Myrhvold warned users not to replace Microsoft NT products with rival operating
systems. "I can neither confirm nor deny the existence of a radioisotope
thermoelectric generator inside of every Pentium II microprocessor," said
Myrhvold, "but anyone who installs an OS written by a bunch of long-hairs
on the Internet is going to get what they deserve."
The existence of an RTG in each Pentium II microprocessor would explain why the
microprocessors, made by the Intel Corporation, run so hot. The Intel chips
"put out more heat than they draw in electrical power" said Prof. E.
E. Thymes of MIT. "This should finally dispell those stories about cold
fusion."
Rumors suggest a second weapons development project is underway in California,
headed by Microsoft rival Sun Microsystems. "They're doing all of the
development work in Java," said one source close to the project.
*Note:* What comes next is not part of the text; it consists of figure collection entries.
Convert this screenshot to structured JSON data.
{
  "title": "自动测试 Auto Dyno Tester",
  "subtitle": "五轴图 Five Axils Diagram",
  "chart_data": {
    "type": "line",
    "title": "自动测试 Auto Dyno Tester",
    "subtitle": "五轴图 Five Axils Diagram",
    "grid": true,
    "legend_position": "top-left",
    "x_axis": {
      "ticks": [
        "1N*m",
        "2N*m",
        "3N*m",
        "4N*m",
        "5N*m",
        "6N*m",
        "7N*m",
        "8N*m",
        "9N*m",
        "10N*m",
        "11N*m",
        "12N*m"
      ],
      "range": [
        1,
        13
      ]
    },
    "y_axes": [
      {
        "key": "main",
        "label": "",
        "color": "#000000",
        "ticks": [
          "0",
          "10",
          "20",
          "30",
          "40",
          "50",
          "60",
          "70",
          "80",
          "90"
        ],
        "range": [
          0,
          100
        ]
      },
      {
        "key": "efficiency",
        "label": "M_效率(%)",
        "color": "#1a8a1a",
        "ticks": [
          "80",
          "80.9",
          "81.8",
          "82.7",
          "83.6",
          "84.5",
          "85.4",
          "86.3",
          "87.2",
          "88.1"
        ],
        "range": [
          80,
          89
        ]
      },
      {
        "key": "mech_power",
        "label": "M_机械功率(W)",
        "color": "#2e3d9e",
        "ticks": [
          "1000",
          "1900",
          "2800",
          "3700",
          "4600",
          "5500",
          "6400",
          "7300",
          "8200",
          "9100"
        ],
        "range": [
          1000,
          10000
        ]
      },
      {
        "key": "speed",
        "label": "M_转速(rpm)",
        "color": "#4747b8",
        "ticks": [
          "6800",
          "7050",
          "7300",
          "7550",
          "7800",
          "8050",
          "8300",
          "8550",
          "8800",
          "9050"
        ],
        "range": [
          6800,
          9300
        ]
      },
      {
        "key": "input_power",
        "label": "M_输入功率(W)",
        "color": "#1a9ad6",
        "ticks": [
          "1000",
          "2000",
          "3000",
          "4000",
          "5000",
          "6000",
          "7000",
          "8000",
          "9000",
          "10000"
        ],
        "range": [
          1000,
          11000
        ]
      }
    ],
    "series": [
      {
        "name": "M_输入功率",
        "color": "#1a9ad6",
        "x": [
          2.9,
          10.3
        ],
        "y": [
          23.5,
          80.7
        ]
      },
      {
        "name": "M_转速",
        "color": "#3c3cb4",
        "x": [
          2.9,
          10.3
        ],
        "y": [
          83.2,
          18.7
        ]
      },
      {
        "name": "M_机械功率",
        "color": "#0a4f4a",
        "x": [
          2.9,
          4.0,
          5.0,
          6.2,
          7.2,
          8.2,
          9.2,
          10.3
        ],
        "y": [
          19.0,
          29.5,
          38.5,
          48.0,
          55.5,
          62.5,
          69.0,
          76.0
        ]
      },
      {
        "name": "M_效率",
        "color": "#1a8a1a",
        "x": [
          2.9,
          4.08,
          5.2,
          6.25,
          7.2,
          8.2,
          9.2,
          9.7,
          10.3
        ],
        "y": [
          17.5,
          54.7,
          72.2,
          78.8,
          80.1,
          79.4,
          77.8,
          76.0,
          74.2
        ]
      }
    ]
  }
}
The
development of a delivery system is said to be holding up progress. "Write
once, bomb anywhere is still a dream at the moment."
Meanwhile, in Cupertino, California, Apple interim-CEO Steve Jobs was rumored
to be in discussion with Oracle CEO Larry Ellison about deploying Apple's Newton
technology against Microsoft. "Newton was the biggest bomb the Valley has
developed in years," said one hardware engineer. "I'd hate to be
around when they drop that product a second time."